A little girl, brushing aside strands of black hair, flips eagerly through a dusty dictionary. Fifteen years later, she has shaved away her black hair, but starts to wonder again about the roots of words.
Shell, sheltered. Quest, questioning.
Words are sounds that have traveled across millenia, landforms, cultures. Sounds that have gained and lost meaning.
Dictionaries shelter them in black ink as if to promise, “Language won’t change anymore.” Within the roots of words, dictionaries hide the shadows of origins, the residue of worlds and histories.
She used to wonder,
“Where are my roots, if I have never breathed the air breathed by every generation of my family before me?
“Where are my roots, if I am homeless among the sounds of words that sheltered their realities? If my body wouldn't exist without the crossing of oceans — the rupture of my world from theirs?"
These questions lived in the front of her mind, led there by four years in this city. But with the fifth year came a pandemic and the wearing of masks. With the wearing of masks, a way to hide her face.
To hide her face is to hide the story of not belonging (or at least, to muffle it). The question of belonging, then, feels less urgent.
For people like her — familiar with news of violence against bodies like theirs — to hide a face is to wear a shell, a wish and a fragile promise of safety from the growing possibility of violence against their bodies.
At a small shop in Squirrel Hill, regulars become familiar with the sight of dusty-gray eyebrows and Asian eyes over a mask, accentless English streaming from behind that mask.

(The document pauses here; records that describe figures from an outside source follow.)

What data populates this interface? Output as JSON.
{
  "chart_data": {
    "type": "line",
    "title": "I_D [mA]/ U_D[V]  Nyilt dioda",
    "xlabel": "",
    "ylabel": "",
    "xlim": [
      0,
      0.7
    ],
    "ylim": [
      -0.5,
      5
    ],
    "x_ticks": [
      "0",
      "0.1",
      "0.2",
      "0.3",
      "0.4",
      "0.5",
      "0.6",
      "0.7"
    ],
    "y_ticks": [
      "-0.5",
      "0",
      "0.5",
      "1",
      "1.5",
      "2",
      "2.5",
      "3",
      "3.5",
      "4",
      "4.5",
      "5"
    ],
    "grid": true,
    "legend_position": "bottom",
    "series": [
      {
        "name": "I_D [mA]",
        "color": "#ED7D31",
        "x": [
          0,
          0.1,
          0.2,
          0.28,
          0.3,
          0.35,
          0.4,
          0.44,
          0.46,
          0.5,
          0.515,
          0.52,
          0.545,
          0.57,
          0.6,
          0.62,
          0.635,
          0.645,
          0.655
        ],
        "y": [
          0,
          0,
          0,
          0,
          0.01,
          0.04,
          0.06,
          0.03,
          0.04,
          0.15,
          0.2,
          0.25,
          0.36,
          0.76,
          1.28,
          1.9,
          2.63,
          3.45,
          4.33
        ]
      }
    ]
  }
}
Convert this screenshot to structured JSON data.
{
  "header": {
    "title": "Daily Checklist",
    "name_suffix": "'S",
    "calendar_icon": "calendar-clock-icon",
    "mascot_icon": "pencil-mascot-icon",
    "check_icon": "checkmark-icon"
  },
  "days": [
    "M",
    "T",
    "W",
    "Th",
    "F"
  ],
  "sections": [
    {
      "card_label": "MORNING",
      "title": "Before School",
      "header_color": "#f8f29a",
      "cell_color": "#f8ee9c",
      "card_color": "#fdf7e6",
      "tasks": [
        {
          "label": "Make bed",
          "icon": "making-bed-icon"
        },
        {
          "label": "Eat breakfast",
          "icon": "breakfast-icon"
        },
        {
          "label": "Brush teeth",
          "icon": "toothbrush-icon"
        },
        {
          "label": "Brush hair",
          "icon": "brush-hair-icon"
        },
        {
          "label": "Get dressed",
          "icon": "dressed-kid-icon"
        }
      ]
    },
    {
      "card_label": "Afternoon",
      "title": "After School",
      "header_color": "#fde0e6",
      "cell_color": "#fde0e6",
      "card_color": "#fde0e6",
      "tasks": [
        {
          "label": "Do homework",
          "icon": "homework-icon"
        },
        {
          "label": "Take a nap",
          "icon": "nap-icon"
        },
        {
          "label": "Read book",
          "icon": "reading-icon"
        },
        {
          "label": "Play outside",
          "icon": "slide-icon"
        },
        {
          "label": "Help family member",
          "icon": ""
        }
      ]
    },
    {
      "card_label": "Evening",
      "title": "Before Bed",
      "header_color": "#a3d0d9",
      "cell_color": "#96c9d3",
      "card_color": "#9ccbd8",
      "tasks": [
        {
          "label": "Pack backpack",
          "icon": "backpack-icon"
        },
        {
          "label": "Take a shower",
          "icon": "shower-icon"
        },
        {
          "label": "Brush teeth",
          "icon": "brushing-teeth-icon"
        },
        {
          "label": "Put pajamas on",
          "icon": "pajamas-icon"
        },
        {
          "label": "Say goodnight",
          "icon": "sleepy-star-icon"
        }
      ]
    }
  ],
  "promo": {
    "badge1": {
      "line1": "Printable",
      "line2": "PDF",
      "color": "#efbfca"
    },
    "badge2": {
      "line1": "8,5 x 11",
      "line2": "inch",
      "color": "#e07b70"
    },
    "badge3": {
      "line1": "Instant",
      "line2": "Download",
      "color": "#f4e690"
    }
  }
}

The mask hides one version of a story, gestures towards another: the timbre of her voice is a seashell, the residue of generations rooted in languages born across the ocean, Ilocano and Tagalog.
As months blur into years, she learns it is possible to relish the story of where you came from, and crave shelter from the dissonance this creates between you and the loud, white voices of the city around you.
(Some days, to be a brown woman in Pittsburgh is to be a walking invitation for strangers to yell their opinion on your appearance.)
It is possible to seek shelter from the question of your roots, the answer yet to be washed ashore.